3rd Katrina Day
The impact of Hurricane Katrina will change, in a profound and enduring manner, one of the cradles of African-American culture.
Lance Hill, Director of the Southern Institute for Education and Research at Tulane University
Laissez les bon temps rouler!
Our meeting point is in the Lower 9th Ward, one of the neighbourhoods worst hit by Katrina. It is here that the commemorative march for the third anniversary of the hurricane will start.
The atmosphere is intense. Somebody pins up lists showing the names of the 853 victims of Katrina on the new levee wall of the Industrial Canal (officially the Inner Harbour Navigation Canal), built to protect the neighbourhood from future flooding.
The march sets off. Drummers beat out a rhythm as marchers demand their civil rights and call for affordable housing. Aid efforts in the immediate aftermath of the hurricane suffered from a lack of coordination, with the government failing to provide the necessary help to those who were unable to leave. One of the slogans that can be heard is “Three years later and still no change!”. At present, New Orleans is at 72% of its pre-Katrina population of 455 thousand.
The music of the Rebirth Brass Band provides the march with a joyous soundtrack, but the voices of those taking part are less upbeat: “My brother-in-law was killed during the hurricane aftermath”, says one. “The police shot him seven times in the back, for no apparent reason. He suffered from mental health issues”. New Orleans is in need of much more than just new flood walls and housing – the city’s very social fabric needs rebuilding.
New Slaves
WJ editorial
Slavery is the dirty habit Louisiana never really kicked. Here, an ambitious project set to transform New Orleans into a theme park for rich WASPS sees the habit resurface in “innovative” new forms.
A year on from the worst natural disaster in US history, fewer than 200 thousand inhabitants (out of a total of half a million) have returned to New Orleans. Entire neighbourhoods still lie in ruins and only half of the city’s schools and a third of its hospitals have reopened. 60% of houses are still without electricity, while the city’s poor and black residents – who once made up two thirds of the population – account for the majority of those still missing. In many cases, the houses they once lived in have been torn down and there are no plans for their reconstruction.
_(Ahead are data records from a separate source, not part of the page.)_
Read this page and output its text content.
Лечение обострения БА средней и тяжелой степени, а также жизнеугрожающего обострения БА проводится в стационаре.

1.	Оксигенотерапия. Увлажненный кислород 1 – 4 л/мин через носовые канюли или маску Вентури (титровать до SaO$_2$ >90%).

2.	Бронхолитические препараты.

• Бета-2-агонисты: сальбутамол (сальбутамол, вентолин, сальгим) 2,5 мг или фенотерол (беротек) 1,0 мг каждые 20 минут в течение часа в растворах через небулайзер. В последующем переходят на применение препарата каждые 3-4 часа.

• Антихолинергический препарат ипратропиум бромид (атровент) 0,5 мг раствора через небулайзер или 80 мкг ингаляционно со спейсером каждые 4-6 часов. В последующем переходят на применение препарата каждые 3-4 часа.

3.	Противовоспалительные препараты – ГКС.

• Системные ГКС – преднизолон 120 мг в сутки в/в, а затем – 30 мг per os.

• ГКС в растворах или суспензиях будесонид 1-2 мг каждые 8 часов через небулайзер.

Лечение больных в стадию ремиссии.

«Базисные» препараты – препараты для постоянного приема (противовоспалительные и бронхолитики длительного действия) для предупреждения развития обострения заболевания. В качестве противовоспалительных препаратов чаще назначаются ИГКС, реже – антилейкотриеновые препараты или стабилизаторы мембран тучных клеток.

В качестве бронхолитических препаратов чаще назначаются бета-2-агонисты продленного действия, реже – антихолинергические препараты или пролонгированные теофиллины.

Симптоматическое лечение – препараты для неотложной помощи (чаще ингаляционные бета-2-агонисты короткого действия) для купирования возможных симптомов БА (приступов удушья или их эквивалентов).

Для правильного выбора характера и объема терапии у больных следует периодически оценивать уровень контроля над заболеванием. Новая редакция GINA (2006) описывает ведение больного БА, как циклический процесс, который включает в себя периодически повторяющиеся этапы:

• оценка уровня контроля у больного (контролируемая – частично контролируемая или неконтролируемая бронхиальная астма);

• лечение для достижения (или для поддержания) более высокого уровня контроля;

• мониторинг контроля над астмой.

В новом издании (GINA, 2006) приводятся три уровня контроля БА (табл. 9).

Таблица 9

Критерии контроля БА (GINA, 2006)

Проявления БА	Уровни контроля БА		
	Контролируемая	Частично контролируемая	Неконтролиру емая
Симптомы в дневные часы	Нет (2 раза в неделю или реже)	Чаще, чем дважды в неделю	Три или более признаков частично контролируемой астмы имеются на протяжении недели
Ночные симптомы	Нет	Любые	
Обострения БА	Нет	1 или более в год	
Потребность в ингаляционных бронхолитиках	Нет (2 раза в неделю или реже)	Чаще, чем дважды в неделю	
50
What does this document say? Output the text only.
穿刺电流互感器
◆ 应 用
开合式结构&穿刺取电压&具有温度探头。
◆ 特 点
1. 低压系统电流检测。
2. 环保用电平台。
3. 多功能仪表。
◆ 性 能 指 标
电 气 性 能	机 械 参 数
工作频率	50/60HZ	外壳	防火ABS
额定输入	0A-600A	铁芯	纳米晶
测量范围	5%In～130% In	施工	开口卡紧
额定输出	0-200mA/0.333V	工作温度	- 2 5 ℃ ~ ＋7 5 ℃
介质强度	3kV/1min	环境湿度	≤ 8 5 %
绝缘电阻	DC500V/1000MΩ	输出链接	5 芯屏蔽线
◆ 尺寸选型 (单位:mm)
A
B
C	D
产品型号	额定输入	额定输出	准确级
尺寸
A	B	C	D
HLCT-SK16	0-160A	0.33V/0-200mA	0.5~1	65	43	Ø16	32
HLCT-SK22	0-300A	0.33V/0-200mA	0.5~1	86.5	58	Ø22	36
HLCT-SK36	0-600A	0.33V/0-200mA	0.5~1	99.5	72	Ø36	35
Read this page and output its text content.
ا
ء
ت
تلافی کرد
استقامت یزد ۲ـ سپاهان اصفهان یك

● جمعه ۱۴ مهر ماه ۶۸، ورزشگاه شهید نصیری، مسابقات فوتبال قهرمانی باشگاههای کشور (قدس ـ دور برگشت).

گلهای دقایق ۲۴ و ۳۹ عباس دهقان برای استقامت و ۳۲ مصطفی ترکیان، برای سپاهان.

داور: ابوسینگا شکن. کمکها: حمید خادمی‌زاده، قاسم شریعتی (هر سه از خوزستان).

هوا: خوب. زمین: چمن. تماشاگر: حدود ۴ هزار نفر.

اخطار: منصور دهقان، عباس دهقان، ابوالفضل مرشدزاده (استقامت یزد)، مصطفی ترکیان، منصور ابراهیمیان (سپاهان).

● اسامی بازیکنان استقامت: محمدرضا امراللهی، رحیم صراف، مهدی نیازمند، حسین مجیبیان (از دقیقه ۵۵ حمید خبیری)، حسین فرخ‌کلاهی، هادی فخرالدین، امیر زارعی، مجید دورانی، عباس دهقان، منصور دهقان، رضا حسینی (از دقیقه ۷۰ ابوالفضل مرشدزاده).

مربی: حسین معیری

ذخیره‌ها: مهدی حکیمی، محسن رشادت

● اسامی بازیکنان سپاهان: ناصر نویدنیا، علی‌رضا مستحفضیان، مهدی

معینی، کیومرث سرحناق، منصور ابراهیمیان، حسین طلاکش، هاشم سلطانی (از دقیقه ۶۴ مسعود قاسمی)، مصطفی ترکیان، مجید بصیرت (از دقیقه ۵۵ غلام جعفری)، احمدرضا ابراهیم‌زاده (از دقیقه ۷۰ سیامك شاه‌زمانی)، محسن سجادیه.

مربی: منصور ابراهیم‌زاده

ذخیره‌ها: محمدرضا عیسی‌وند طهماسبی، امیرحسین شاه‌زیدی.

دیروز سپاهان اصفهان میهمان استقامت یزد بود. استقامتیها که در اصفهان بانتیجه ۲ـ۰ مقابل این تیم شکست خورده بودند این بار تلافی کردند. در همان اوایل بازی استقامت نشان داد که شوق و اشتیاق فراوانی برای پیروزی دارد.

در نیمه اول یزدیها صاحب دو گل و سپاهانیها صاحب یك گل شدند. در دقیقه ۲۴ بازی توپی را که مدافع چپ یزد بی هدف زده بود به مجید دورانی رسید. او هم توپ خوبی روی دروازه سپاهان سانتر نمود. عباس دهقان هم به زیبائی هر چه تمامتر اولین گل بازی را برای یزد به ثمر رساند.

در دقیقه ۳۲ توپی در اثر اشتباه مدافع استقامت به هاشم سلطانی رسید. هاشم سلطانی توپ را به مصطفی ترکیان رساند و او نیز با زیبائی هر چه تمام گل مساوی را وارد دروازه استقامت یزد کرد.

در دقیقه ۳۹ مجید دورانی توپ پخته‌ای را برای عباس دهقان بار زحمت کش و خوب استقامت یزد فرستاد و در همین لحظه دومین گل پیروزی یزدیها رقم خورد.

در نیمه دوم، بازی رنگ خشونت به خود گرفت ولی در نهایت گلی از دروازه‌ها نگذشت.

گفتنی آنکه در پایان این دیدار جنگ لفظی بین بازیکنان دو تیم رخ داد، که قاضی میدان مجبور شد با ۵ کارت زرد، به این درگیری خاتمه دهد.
The situation is ripe for exploitation by those aiming to drive out the city’s black and poor and replace them with affluent whites. Talk of rebuilding the city’s historic black neighbourhoods has come to naught: for now; only the picturesque and tourist-friendly French Quarter and the stately white villas of the historic Garden District have been restored to their former glory. Even Bourbon Street is pervaded by a sense of neglect and abandonment. For Boysie Bollinger, a personal friend of president George W. Bush and one of the leaders of the local business élite tasked with leading the reconstruction efforts, however, things could scarcely have worked out better. His shipbuilding business is back up and running despite losing the majority of its workers to the hurricane (some died, others were displaced). They have been replaced by Mexican and Filipino, many of them illegal immigrants, who are prepared to work day and night to avoid deportation and are thus much more vulnerable to blackmail. “Katrina will lead to a profound change in New Orleans culture”, says Bollinger, predicting that “the black workforce will soon be replaced by Hispanics, who are harder workers”.